Using experimental evidence from both human and non-human subjects, Shepard hypothesized, more specifically, that the probability of generalization will fall off exponentially with the distance measured by one of two particular metrics. His analysis goes on to argue for the universality of this rule for all sentient organisms, due to evolutionary internalization.

== Additional research and commentary ==
In 1988, Daniel M. Ennis of the Philip Morris Research Center wrote that Shepard’s theory might be irrelevant because research by Nosofsky had found “several exceptions” to it. Shepard responded by asserting that Nosofsky’s experiments focused on “ the precise locations of individual stimuli in ‘psychological space’” whereas his experiments focused on the “location, size, and shape of the region of psychological space corresponding to the set of stimuli having the same important consequence as a given training stimulus”.

Other researchers have followed Shepard’s research. In 2000, Ken Cheng from Macquarie University experimented on the special generalization of honeybees, comparing his findings with earlier research on humans and pigeons. Cheng explained his understanding of Shepard’s law of generalization in this study as such: “Suppose that an animal finds food in a container at one location (S+). When the animal returns, the container is at a noticeably different location. Will the animal still ‘bet’ on finding food in the container? Underlying this question is the assumption that the animal can discriminate the two locations. Shepard’s law does not apply when the animal has trouble discriminating between stimuli. The question is whether the two locations have the same consequence of concern—in this case, whether the container contains food…”Cheng measured the bee’s response to copies of a container in different locations, the original staying in one area and holding sugar water. The copy containers would then either have plain tap water or sugar water. Measurements of generalization gradients were separated by both distance and direction according to Shepard’s law. Cheng found that “generalization gradients in both series were fitted by exponential functions, supporting Shepard’s law”. Cheng’s research suggested that Shepard’s law had the potential to be generalized to more than only mammals and birds but to invertebrates as well.
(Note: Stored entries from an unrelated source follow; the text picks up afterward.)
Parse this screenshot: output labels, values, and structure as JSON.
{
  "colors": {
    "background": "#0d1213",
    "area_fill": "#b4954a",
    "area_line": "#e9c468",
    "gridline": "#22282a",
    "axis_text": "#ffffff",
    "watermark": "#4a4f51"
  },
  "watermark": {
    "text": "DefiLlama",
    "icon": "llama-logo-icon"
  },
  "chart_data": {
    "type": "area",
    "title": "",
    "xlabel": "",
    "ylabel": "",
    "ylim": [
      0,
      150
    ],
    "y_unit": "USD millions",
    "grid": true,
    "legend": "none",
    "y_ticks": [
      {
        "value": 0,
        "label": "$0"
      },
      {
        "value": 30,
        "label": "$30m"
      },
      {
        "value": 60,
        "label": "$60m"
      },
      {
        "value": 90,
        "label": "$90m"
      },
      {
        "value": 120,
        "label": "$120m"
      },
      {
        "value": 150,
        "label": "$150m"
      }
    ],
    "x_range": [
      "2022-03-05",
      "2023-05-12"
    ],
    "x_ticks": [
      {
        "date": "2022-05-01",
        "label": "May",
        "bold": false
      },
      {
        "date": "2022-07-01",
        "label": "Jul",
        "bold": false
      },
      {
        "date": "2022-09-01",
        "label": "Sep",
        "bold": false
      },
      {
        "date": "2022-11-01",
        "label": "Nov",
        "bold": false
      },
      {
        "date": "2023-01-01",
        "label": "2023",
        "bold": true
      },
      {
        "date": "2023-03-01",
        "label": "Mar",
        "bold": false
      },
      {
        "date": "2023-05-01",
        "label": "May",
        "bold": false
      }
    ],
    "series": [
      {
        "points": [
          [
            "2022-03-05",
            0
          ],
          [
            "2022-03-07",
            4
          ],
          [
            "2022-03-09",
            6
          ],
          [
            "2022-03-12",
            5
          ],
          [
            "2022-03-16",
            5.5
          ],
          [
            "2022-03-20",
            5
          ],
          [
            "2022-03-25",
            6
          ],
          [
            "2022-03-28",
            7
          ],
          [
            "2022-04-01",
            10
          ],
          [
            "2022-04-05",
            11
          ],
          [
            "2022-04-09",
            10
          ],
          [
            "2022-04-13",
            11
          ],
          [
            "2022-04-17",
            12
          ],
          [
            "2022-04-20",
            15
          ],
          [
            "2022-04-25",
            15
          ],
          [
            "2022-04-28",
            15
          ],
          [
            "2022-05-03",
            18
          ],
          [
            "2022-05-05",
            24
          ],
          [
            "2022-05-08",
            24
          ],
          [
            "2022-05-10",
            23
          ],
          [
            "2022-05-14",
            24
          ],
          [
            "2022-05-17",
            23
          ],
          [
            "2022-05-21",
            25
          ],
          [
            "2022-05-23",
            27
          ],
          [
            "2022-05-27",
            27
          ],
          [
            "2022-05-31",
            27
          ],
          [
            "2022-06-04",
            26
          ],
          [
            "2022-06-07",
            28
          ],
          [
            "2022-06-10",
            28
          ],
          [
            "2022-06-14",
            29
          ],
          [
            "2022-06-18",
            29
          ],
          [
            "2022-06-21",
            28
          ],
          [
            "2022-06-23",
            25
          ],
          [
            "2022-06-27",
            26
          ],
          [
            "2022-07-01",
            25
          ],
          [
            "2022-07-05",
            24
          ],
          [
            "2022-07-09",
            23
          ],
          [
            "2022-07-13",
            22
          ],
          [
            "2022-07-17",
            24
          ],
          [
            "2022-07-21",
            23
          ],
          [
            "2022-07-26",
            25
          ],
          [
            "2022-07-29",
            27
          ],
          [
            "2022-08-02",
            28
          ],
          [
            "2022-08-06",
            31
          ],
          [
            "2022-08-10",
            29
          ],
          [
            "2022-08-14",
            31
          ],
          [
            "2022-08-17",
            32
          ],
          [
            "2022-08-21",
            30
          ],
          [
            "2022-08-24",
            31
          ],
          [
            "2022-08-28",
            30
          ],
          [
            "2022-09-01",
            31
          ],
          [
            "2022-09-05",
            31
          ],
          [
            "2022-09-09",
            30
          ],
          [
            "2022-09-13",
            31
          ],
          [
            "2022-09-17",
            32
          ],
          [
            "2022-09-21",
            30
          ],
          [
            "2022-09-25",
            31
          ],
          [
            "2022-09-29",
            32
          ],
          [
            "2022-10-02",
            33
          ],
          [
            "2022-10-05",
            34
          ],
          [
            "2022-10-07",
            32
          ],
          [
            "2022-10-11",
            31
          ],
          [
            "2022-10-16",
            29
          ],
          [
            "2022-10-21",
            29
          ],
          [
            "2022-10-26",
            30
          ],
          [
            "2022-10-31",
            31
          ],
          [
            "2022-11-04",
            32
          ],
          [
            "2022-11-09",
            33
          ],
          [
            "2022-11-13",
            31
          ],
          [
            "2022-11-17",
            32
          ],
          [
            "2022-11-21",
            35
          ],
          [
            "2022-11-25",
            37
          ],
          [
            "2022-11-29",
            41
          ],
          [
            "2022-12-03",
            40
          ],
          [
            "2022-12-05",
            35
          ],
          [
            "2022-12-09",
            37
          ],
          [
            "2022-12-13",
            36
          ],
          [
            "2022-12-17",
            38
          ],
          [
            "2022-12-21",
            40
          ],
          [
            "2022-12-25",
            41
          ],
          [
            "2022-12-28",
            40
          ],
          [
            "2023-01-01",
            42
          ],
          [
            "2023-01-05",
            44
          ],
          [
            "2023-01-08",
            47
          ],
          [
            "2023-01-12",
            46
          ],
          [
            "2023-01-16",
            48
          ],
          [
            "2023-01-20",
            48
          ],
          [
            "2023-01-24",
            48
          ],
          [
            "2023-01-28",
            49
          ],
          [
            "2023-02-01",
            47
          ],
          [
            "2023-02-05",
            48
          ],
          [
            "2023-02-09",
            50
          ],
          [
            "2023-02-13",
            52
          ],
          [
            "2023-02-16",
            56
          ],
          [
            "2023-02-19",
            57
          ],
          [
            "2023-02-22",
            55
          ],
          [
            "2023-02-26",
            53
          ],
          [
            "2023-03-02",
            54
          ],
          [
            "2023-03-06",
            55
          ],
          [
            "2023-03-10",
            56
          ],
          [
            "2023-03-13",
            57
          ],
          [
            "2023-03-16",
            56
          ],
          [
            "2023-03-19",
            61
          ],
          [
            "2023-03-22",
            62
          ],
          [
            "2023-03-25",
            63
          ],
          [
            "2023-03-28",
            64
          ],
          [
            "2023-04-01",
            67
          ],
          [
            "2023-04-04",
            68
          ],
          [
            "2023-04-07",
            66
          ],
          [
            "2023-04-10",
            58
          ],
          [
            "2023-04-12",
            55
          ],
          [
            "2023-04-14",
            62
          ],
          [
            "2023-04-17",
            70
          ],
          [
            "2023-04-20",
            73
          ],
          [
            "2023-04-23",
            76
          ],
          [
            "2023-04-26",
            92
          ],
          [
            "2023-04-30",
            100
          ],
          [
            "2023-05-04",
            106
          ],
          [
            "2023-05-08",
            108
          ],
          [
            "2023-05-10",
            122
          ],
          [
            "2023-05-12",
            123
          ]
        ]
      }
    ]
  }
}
In 2001, Chater and Vitányi attempted to provide a “mathematically more appealing form of the Universal Law”.  They explain the necessity of a different mathematical outlook than the one presented in Shepard’s paper by illustrating the example of a photograph and its negative: “Thus, while the positive and negative of the same picture are far away from each other in terms of Euclidean distance, they are at almost zero distance in terms of universal distance because interchanging the black and white pixels transforms one picture into the other” Chater and Vitányi admit that their way of approaching the law of generalization might be too abstract to fit a psychological equation, but argue that a simple abstract explanation would be as suitable as any other elementary explanation in a practical sense when faced with situations that are webbed with complex mathematical explanations.

Chris R. Sims has attempted to offer another look at the law of generalization through the scope of the principle of efficient coding. Sims makes the case for rate-distortion theory through perceptual identification experiments.

Steven A. Frank of the University of California, Irvine proposed another outlook on the approach of the law of generalization. He argues that the exponential form of the universal law arises simply because it is the only mathematical transformation from a continuous perceptual scale to a response probability which is invariant to shift and stretch.